Bari, non lava bene i piatti: polacca picchiata dal maritoUna donna polacca di 30 anni, Anita Betata Rzepecka, ha battuto forte la testa per terra ed è morta. La causa del tragico episodio è il marito della vittima, un romeno 44enne ubriaco. Tutto è accaduto giovedì scorso, 6 luglio 2017, in un casolare abbandonato di Bari, dove Sima Marian viveva con la moglie ed altri connazionali. Il romeno e la polacca litigavano spesso e lui si era comportato in modo violento molte volte. Lei, però, aveva paura e non aveva provato mai a denunciarlo. Il silenzio, purtroppo, le è costato caro. Marian, la scorsa settimana, era diventato furioso perché Anita non aveva lavato i piatti alla perfezione. All’improvviso, le aveva sferrato diversi pugni, facendola cadere per terra. La povera 30enne, nella caduta, ha rimediato un forte trauma cranico.

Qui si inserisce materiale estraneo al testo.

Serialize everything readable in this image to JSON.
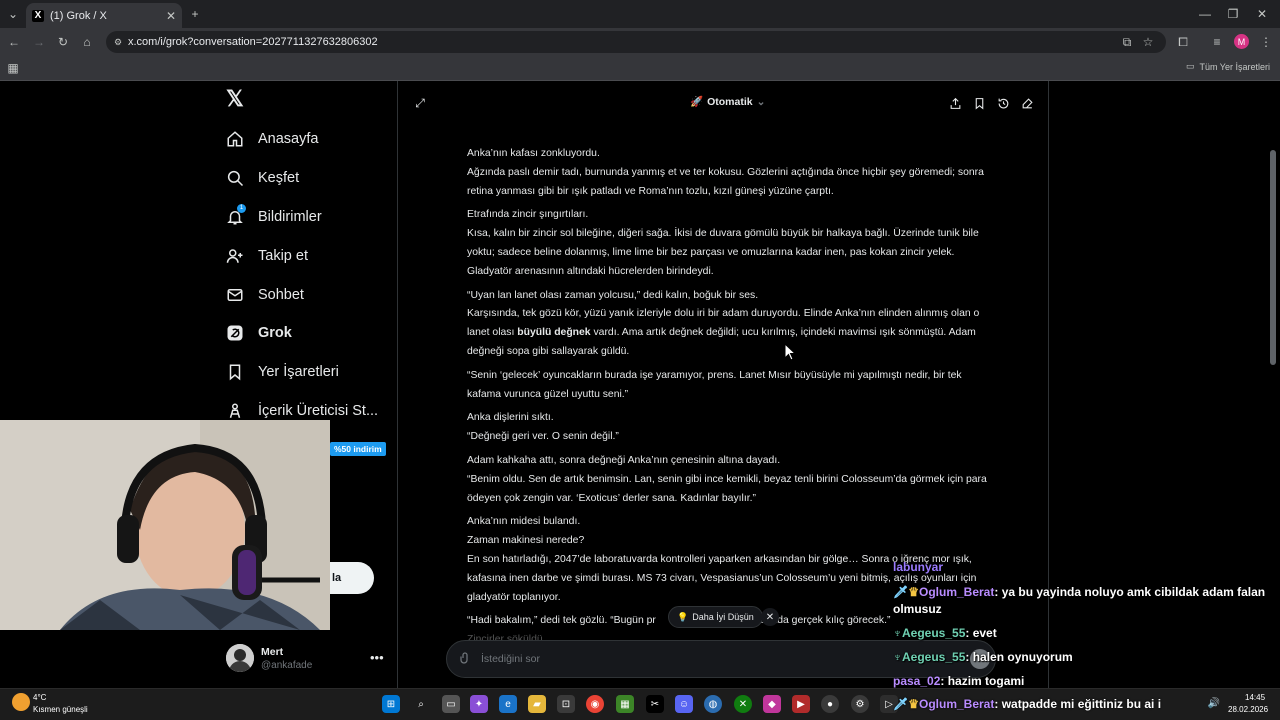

Madre della vittima sapeva degli abusi

Ennesimo femminicidio in Italia. Un altro episodio di violenze sulle donne con un tragico epilogo. La trentenne polacca subiva frequentemente abusi e angherie del marito ma le forze dell’ordine non sapevano nulla. La madre della vittima, però, ne era al corrente. Giovedì scorso Marian era già ubriaco di mattina ed aveva iniziato ad assalire verbalmente la compagna. L’aveva iniziata a picchiare con la scusa dei piatti non lavati perfettamente. Anita ha preso così tante botte da cadere per terra e battere violentemente il capo. Un caduta fatale. La tempestiva corsa all’ospedale di Bari si è rivelata vana. Il primo ad accorgersi della tragedia era stato un connazionale, appena tornato dal lavoro, che subito aveva chiamato il personale sanitario e le forze dell’ordine. La donna era arrivata in condizioni disperate al nosocomio barese e, sebbene fosse stata sottoposta a un delicato intervento chirurgico, le sue condizioni si erano aggravate ulteriormente, fino a che non è intervenuto il decesso.

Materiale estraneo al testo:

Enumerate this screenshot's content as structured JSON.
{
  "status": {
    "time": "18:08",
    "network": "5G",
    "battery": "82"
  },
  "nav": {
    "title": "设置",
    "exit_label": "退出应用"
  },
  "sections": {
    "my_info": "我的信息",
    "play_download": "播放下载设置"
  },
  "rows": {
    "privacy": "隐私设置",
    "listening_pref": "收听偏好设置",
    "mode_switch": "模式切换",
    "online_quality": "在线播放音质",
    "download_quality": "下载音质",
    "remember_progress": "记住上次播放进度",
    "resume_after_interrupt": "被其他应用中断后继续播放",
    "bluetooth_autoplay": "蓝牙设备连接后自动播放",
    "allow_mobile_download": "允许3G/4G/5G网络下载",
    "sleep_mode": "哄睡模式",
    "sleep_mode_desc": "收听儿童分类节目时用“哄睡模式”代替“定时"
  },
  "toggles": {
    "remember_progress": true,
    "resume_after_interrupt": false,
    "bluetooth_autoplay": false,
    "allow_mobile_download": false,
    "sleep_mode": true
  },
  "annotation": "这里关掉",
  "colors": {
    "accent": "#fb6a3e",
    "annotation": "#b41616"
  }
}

Marian è accusato di omicidio volontario

Il romeno violento e ubriaco, dopo aver aggredito brutalmente la moglie, avrebbe continuato a bere alcolici fino a tarda sera nel rustico in via di Cagno Abbrescia, nel quartiere periferico di Bari. Beveva, tracannava litri di alcol mentre la moglie era stesa sul pavimento, senza sensi. Un connazionale, appena tornato dal lavoro, ha subito notato la donna in gravissime condizioni ed ha allertato il personale sanitario. Sul posto sono arrivati subito anche i carabinieri, che hanno arrestato l’uomo. Adesso Marian è accusato di omicidio volontario. Alla madre della vittima, il romeno avrebbe detto: ‘Tua figlia merita tutto questo perché non aveva lavato i piatti così come le avevo detto’. La madre della vittima ha riferito che Anita era sottoposta a violenze pesanti dal marito da circa un biennio. La Rzepcka non aveva mai trovato la forza per denunciare il marito ferale. Aveva troppa paura.

Un romeno ora è in stato di fermo per l’uccisione della moglie. Un uomo brutale che, a detta della suocera, rimproverava spesso e picchiava la moglie perché non svolgeva le faccende domestiche correttamente. E’ pazzesco che nel 2017 esistano persone che hanno pretese del genere nei confronti del partner. Purtroppo, giovedì scorso, a Bari, la violenza ha vinto un’altra volta. Il caso è chiara dimostrazione del fatto che il silenzio va rotto per evitare tragedie. Le vittime di abusi devono parlarne coi parenti, amici e forze dell’ordine. Solo così si fermano i bruti e si scongiurano vicende drammatiche. Quello delle vittime del femminicidio sta diventano un bollettino di guerra.